Продвигаясь на выход, поравнявшись с бормочущим папертным нищим, Григорий расслышал: «Живый в помощи Вышняго, в крове Бога Небесного…» – ту молитву, которую вбила ему самому, малолетнему, в голову бабка Настасья: золотой пыльный свет из-под купола церкви в Гремячем Колодезе, пав отвесно, ударил Зворыгина в темя и вынес со дна его памяти все, что он видел в начале своего бытия: поднебесную высь голубого церковного купола и размах на нем божеских рук, и угрозные лики святых с неотступно-взыскующим, ничего никому не прощающим взглядом, и таинственных птиц-серафимов, и задумчивых воинов-ангелов с вечным пламенем вздыбленных крыл: все они опирались на тонкие копья, и отрешенные их лица были широки, пустынны и свободны, точно выжженная суховеем степная земля, недосягаемо чисты и неприступно строги, как высокое ясное небо, дышавшее необсуждаемостью ратного труда.

В скворцовской речи было много правды, но Скворцов просил о послаблении: одно утробное «подай», одно взаглотное «мне надо – мне, мне, мне!» владело им и разжимало ему челюсти, и, выпуская из себя «Живые помощи», он все равно что испражнялся. А слова эти были нужны человеку не для послабления, а для того, чтобы он мог переносить огонь. Ты должен все сказать не словом, не умозрением, а силой своей жизни. «Заступник мой еси и прибежище мое, Бог мой, и уповаю на Него. Яко Той избавит тя от сети ловчи, плещма Своими осенит тя, и под криле Его надеешися. Оружием обыдет тя истина Его. Не убоишися от страха нощнаго, от стрелы летящия во дни, от вещи во тьме преходящия, от сряща и беса полуденнаго». Не убоишися…

Немец прибыл наутро. Тот самый немец, ас, даритель царский милости, благодаря которому у русских было курево. Громыхнули затворы, и Зворыгин почуял: за ним.
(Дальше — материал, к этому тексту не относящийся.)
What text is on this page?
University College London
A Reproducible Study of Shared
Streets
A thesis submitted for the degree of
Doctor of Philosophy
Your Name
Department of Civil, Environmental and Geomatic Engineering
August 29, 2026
Скучнонепроницаемый Круль молча двинулся вдоль полосатого строя крылатых, и никто уж не чувствовал, верно, натяжения струны ни в своем позвоночном столбе, ни в собратьях по участи, словно чрезмерно сжатая пружина ожидания выскочила вон и на место ее уже было не вставить.

Цыганистый, бедовый Бирюков смотрел на Круля с вызывающей ненавистью: «Бери меня, бери! Прошу тебя, паскуда!»; давно уже созревшая решимость покончить все одним ударом стреляла в нем, как прогоравшие смолистые поленья в недрах печки. Коченел богомолец Скворцов. А Зворыгин почему-то подумал о том, что вчера немцы задали им не обычной мякинной баланды, а каши из горохового концентрата, да еще и с гнилой лошадиною обрезью, как будто подкрепляя для чего-то намеченного на сегодня. Хоть три банки тушенки перед каждым поставь – тут другие какие-то соки уходили из мышц.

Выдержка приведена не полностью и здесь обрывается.